Cultural diversity accordingly becomes a key instrument for the effective exercise of universal human rights and for the renewal of strategies aimed at strengthening social cohesion through the development of new and more participatory forms of governance.

I'm back!

Ok, today is really like the first day of my PhD. I finished (or at least I hope so!) the book, set up the exchanges and am finally sitting down to read. As I went through my emails today to do a bit of cleaning up, I found two messages colleagues had sent me about culture - the Global People project (Helen Spencer-Oatey) and the Unesco report on cultural diversity.

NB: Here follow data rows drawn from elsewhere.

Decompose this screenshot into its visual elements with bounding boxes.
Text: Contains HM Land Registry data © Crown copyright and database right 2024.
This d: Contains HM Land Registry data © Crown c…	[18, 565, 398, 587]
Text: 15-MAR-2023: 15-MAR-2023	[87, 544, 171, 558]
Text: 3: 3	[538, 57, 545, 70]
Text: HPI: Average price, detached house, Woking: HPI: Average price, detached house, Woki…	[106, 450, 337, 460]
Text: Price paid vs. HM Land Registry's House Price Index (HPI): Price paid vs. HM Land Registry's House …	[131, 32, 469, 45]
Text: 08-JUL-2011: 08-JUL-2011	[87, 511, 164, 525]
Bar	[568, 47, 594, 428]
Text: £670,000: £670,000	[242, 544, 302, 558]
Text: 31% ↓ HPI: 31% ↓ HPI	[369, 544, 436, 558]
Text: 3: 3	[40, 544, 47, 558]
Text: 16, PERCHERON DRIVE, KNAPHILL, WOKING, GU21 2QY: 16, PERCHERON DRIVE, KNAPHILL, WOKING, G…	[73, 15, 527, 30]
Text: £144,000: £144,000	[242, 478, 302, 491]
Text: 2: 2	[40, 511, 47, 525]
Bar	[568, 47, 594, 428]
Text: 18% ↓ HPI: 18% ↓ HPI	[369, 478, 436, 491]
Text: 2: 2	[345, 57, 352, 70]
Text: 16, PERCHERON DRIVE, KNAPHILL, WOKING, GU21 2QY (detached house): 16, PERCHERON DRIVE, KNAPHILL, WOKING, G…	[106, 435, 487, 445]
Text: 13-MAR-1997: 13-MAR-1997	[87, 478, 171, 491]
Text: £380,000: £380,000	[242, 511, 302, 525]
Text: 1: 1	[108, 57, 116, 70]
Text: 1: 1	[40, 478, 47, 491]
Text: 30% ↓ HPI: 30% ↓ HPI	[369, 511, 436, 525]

As usual, I'm lost as where to start so I'm starting here. The idea is that if I'm going to argue anything about telecollaboration, I have to be more familiar as to it's value from the three points of view - linguistic, cultural and literacies. It's reassuring that the Unesco report highlights the importance of language and modes of communication in describing cultural diversity. I'm going to try using Diigo to send a few quotes to this blog - let's see if it works. Then, of course, in the afternoon, a half hour of German?